I was walking down a slope and thinking to myself: How
do the narrators disagree over what light said about a stone?
Is it from a dimly lit stone that wars flare up?
I walk in my sleep. I stare in my sleep. I see
no one behind me. I see no one ahead of me.
All this light is for me. I walk. I become lighter. I fly
then I become another. Transfigured. Words
sprout like grass from Isaiah’s messenger
mouth: “If you don’t believe you won’t be safe.”

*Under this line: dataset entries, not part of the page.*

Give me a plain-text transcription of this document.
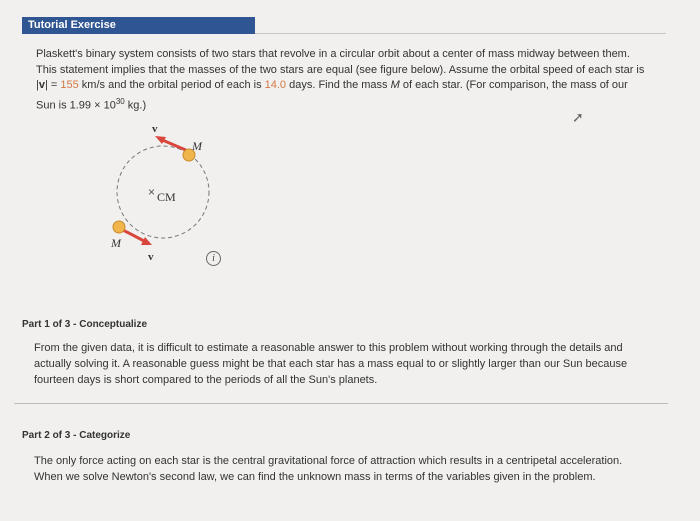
Tutorial Exercise
Plaskett's binary system consists of two stars that revolve in a circular orbit about a center of mass midway between them. This statement implies that the masses of the two stars are equal (see figure below). Assume the orbital speed of each star is |v| = 155 km/s and the orbital period of each is 14.0 days. Find the mass M of each star. (For comparison, the mass of our Sun is $1.99 \times 10^{30}$ kg.)
➚
M
v
M
v
× CM
i
Part 1 of 3 - Conceptualize
From the given data, it is difficult to estimate a reasonable answer to this problem without working through the details and actually solving it. A reasonable guess might be that each star has a mass equal to or slightly larger than our Sun because fourteen days is short compared to the periods of all the Sun's planets.
Part 2 of 3 - Categorize
The only force acting on each star is the central gravitational force of attraction which results in a centripetal acceleration. When we solve Newton's second law, we can find the unknown mass in terms of the variables given in the problem.
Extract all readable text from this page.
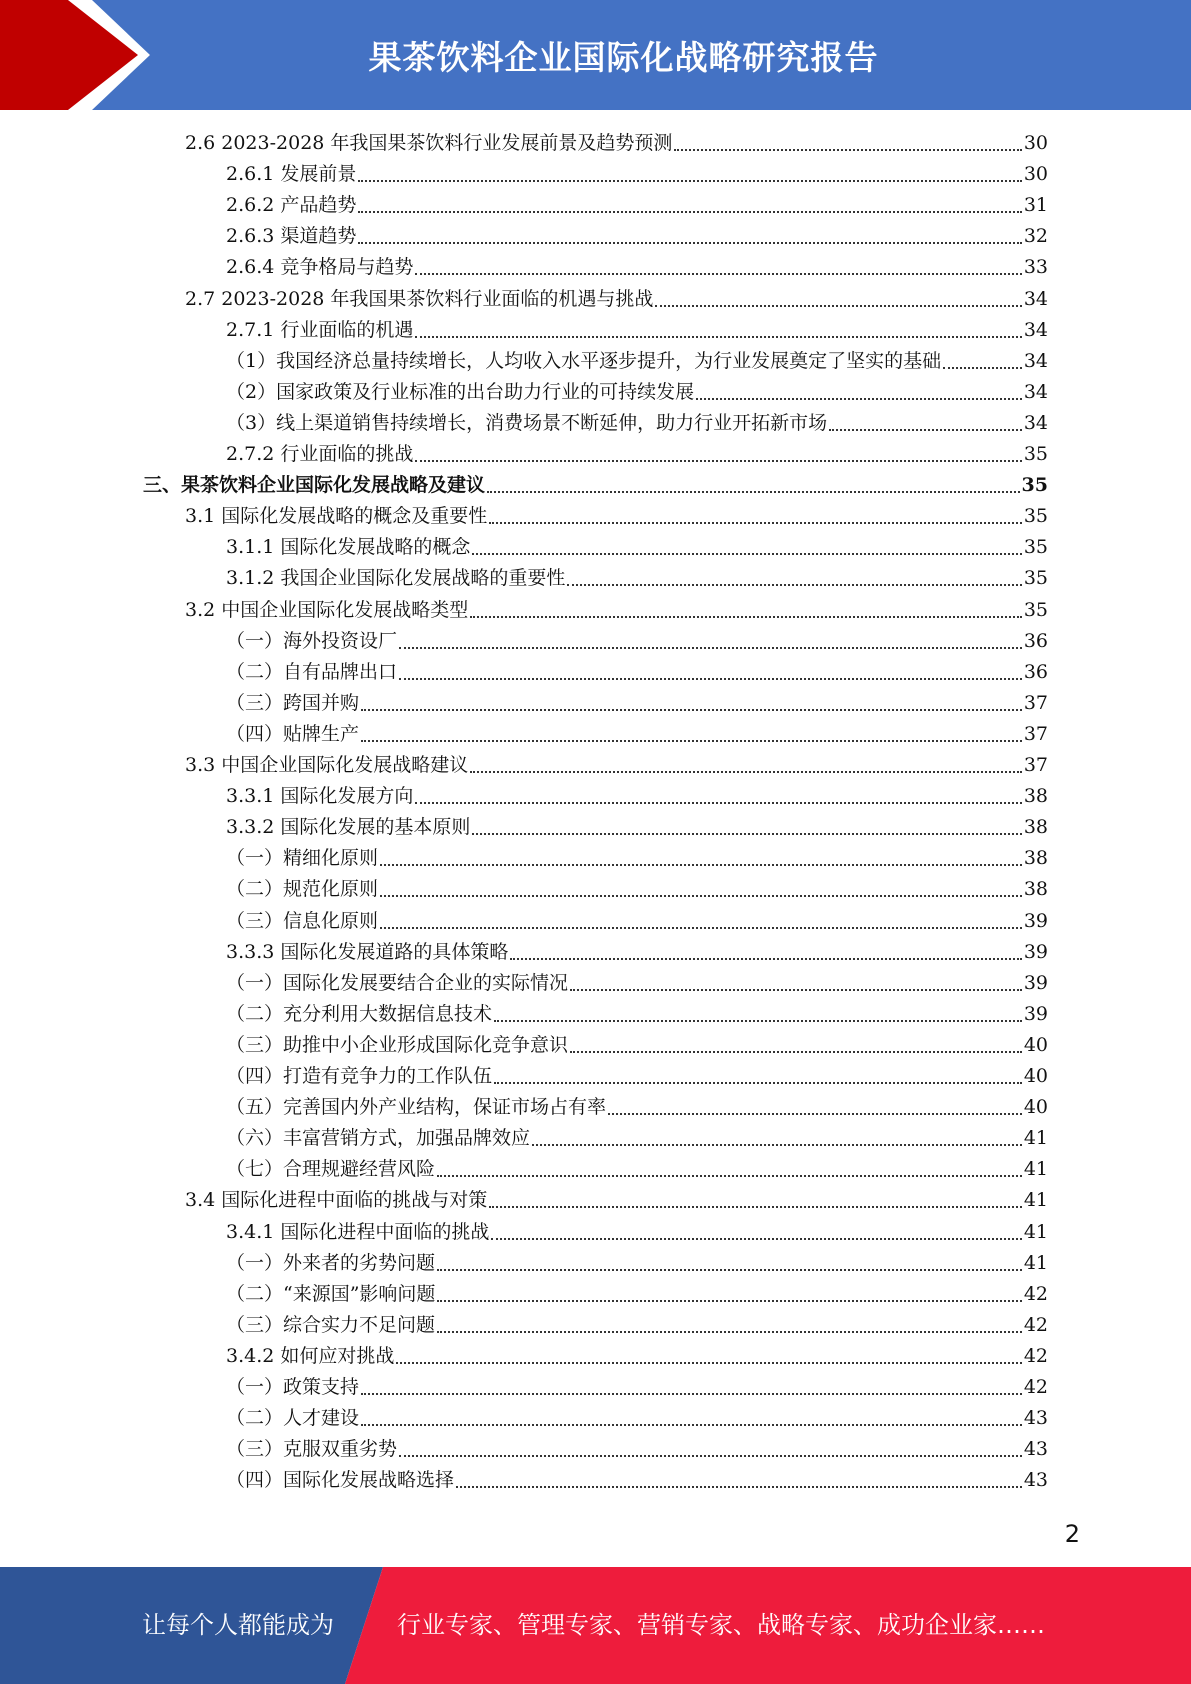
果茶饮料企业国际化战略研究报告
2.6 2023-2028 年我国果茶饮料行业发展前景及趋势预测	30
2.6.1 发展前景	30
2.6.2 产品趋势	31
2.6.3 渠道趋势	32
2.6.4 竞争格局与趋势	33
2.7 2023-2028 年我国果茶饮料行业面临的机遇与挑战	34
2.7.1 行业面临的机遇	34
（1）我国经济总量持续增长，人均收入水平逐步提升，为行业发展奠定了坚实的基础	34
（2）国家政策及行业标准的出台助力行业的可持续发展	34
（3）线上渠道销售持续增长，消费场景不断延伸，助力行业开拓新市场	34
2.7.2 行业面临的挑战	35
三、果茶饮料企业国际化发展战略及建议	35
3.1 国际化发展战略的概念及重要性	35
3.1.1 国际化发展战略的概念	35
3.1.2 我国企业国际化发展战略的重要性	35
3.2 中国企业国际化发展战略类型	35
（一）海外投资设厂	36
（二）自有品牌出口	36
（三）跨国并购	37
（四）贴牌生产	37
3.3 中国企业国际化发展战略建议	37
3.3.1 国际化发展方向	38
3.3.2 国际化发展的基本原则	38
（一）精细化原则	38
（二）规范化原则	38
（三）信息化原则	39
3.3.3 国际化发展道路的具体策略	39
（一）国际化发展要结合企业的实际情况	39
（二）充分利用大数据信息技术	39
（三）助推中小企业形成国际化竞争意识	40
（四）打造有竞争力的工作队伍	40
（五）完善国内外产业结构，保证市场占有率	40
（六）丰富营销方式，加强品牌效应	41
（七）合理规避经营风险	41
3.4 国际化进程中面临的挑战与对策	41
3.4.1 国际化进程中面临的挑战	41
（一）外来者的劣势问题	41
（二）“来源国”影响问题	42
（三）综合实力不足问题	42
3.4.2 如何应对挑战	42
（一）政策支持	42
（二）人才建设	43
（三）克服双重劣势	43
（四）国际化发展战略选择	43
2
让每个人都能成为	行业专家、管理专家、营销专家、战略专家、成功企业家……
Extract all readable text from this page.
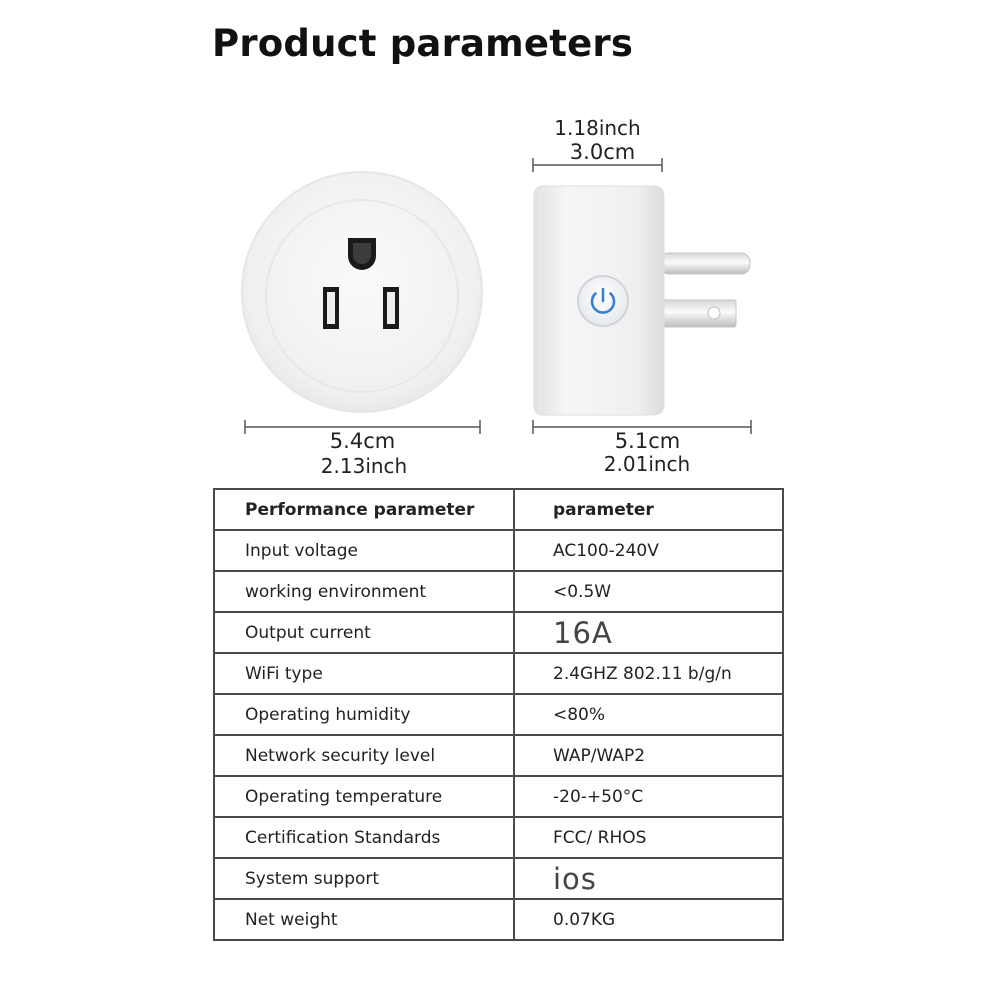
Product parameters
1.18inch
3.0cm
5.4cm
2.13inch
5.1cm
2.01inch
Performance parameter	parameter
Input voltage	AC100-240V
working environment	<0.5W
Output current	16A
WiFi type	2.4GHZ 802.11 b/g/n
Operating humidity	<80%
Network security level	WAP/WAP2
Operating temperature	-20-+50°C
Certification Standards	FCC/ RHOS
System support	ios
Net weight	0.07KG
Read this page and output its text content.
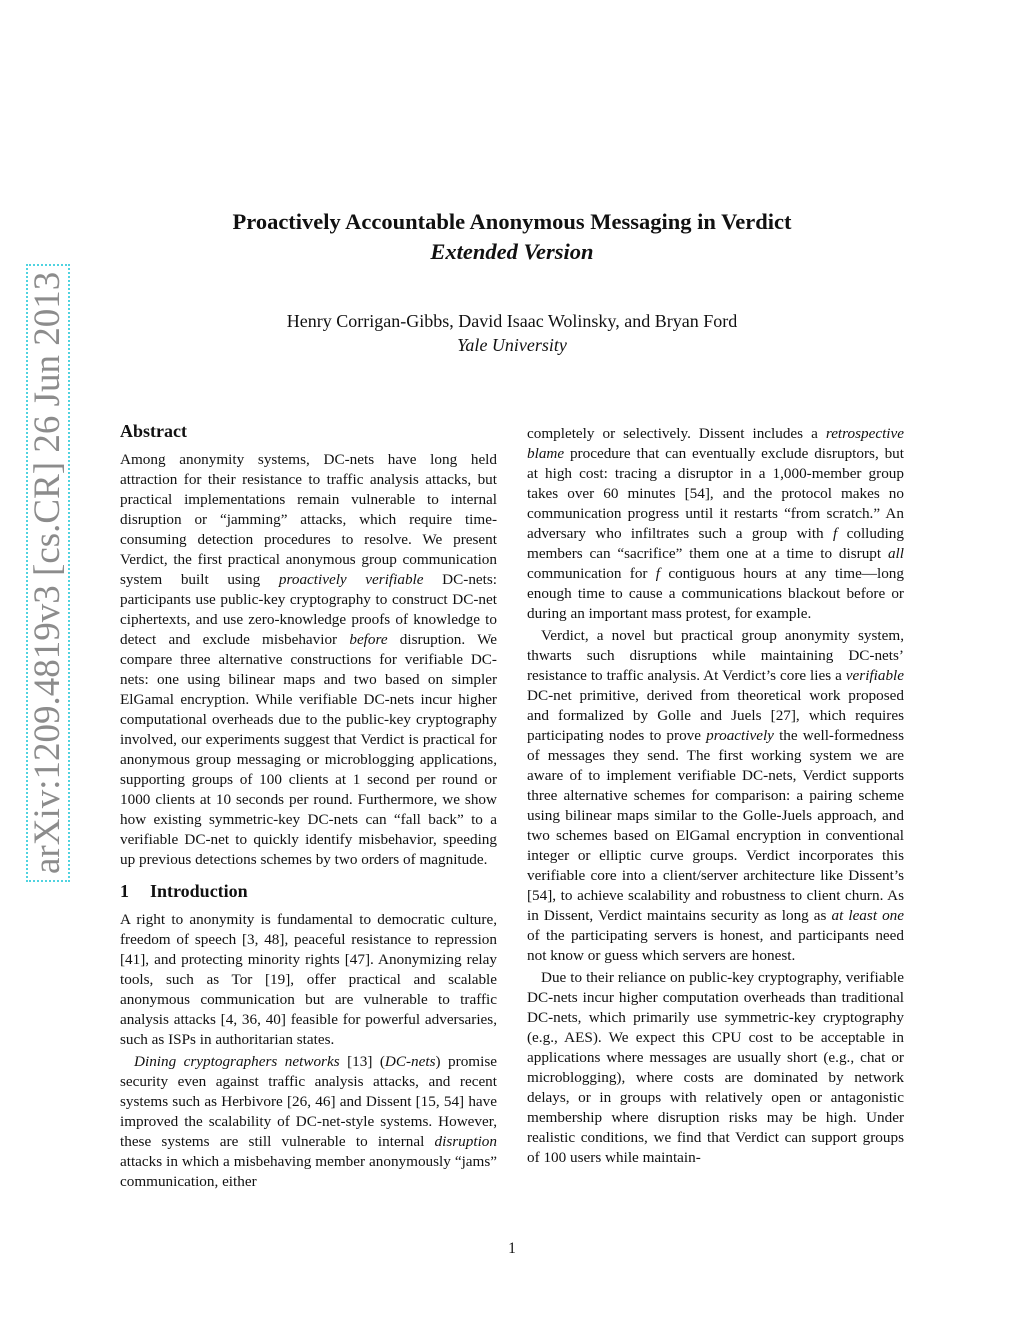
arXiv:1209.4819v3 [cs.CR] 26 Jun 2013
Proactively Accountable Anonymous Messaging in Verdict
Extended Version
Henry Corrigan-Gibbs, David Isaac Wolinsky, and Bryan Ford
Yale University
Abstract

Among anonymity systems, DC-nets have long held attraction for their resistance to traffic analysis attacks, but practical implementations remain vulnerable to internal disruption or “jamming” attacks, which require time-consuming detection procedures to resolve. We present Verdict, the first practical anonymous group communication system built using proactively verifiable DC-nets: participants use public-key cryptography to construct DC-net ciphertexts, and use zero-knowledge proofs of knowledge to detect and exclude misbehavior before disruption. We compare three alternative constructions for verifiable DC-nets: one using bilinear maps and two based on simpler ElGamal encryption. While verifiable DC-nets incur higher computational overheads due to the public-key cryptography involved, our experiments suggest that Verdict is practical for anonymous group messaging or microblogging applications, supporting groups of 100 clients at 1 second per round or 1000 clients at 10 seconds per round. Furthermore, we show how existing symmetric-key DC-nets can “fall back” to a verifiable DC-net to quickly identify misbehavior, speeding up previous detections schemes by two orders of magnitude.

1 Introduction

A right to anonymity is fundamental to democratic culture, freedom of speech [3, 48], peaceful resistance to repression [41], and protecting minority rights [47]. Anonymizing relay tools, such as Tor [19], offer practical and scalable anonymous communication but are vulnerable to traffic analysis attacks [4, 36, 40] feasible for powerful adversaries, such as ISPs in authoritarian states.

Dining cryptographers networks [13] (DC-nets) promise security even against traffic analysis attacks, and recent systems such as Herbivore [26, 46] and Dissent [15, 54] have improved the scalability of DC-net-style systems. However, these systems are still vulnerable to internal disruption attacks in which a misbehaving member anonymously “jams” communication, either

completely or selectively. Dissent includes a retrospective blame procedure that can eventually exclude disruptors, but at high cost: tracing a disruptor in a 1,000-member group takes over 60 minutes [54], and the protocol makes no communication progress until it restarts “from scratch.” An adversary who infiltrates such a group with f colluding members can “sacrifice” them one at a time to disrupt all communication for f contiguous hours at any time—long enough time to cause a communications blackout before or during an important mass protest, for example.

Verdict, a novel but practical group anonymity system, thwarts such disruptions while maintaining DC-nets’ resistance to traffic analysis. At Verdict’s core lies a verifiable DC-net primitive, derived from theoretical work proposed and formalized by Golle and Juels [27], which requires participating nodes to prove proactively the well-formedness of messages they send. The first working system we are aware of to implement verifiable DC-nets, Verdict supports three alternative schemes for comparison: a pairing scheme using bilinear maps similar to the Golle-Juels approach, and two schemes based on ElGamal encryption in conventional integer or elliptic curve groups. Verdict incorporates this verifiable core into a client/server architecture like Dissent’s [54], to achieve scalability and robustness to client churn. As in Dissent, Verdict maintains security as long as at least one of the participating servers is honest, and participants need not know or guess which servers are honest.

Due to their reliance on public-key cryptography, verifiable DC-nets incur higher computation overheads than traditional DC-nets, which primarily use symmetric-key cryptography (e.g., AES). We expect this CPU cost to be acceptable in applications where messages are usually short (e.g., chat or microblogging), where costs are dominated by network delays, or in groups with relatively open or antagonistic membership where disruption risks may be high. Under realistic conditions, we find that Verdict can support groups of 100 users while maintain-

1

I walk as if I were another. And my wound a white
biblical rose. And my hands like two doves
on the cross hovering and carrying the earth.
I don’t walk, I fly, I become another,
transfigured. No place and no time. So who am I?
I am no I in ascension’s presence. But I
think to myself: Alone, the prophet Muhammad
spoke classical Arabic. “And then what?”
Then what? A woman soldier shouted:
Is that you again? Didn’t I kill you?
I said: You killed me ... and I forgot, like you, to die.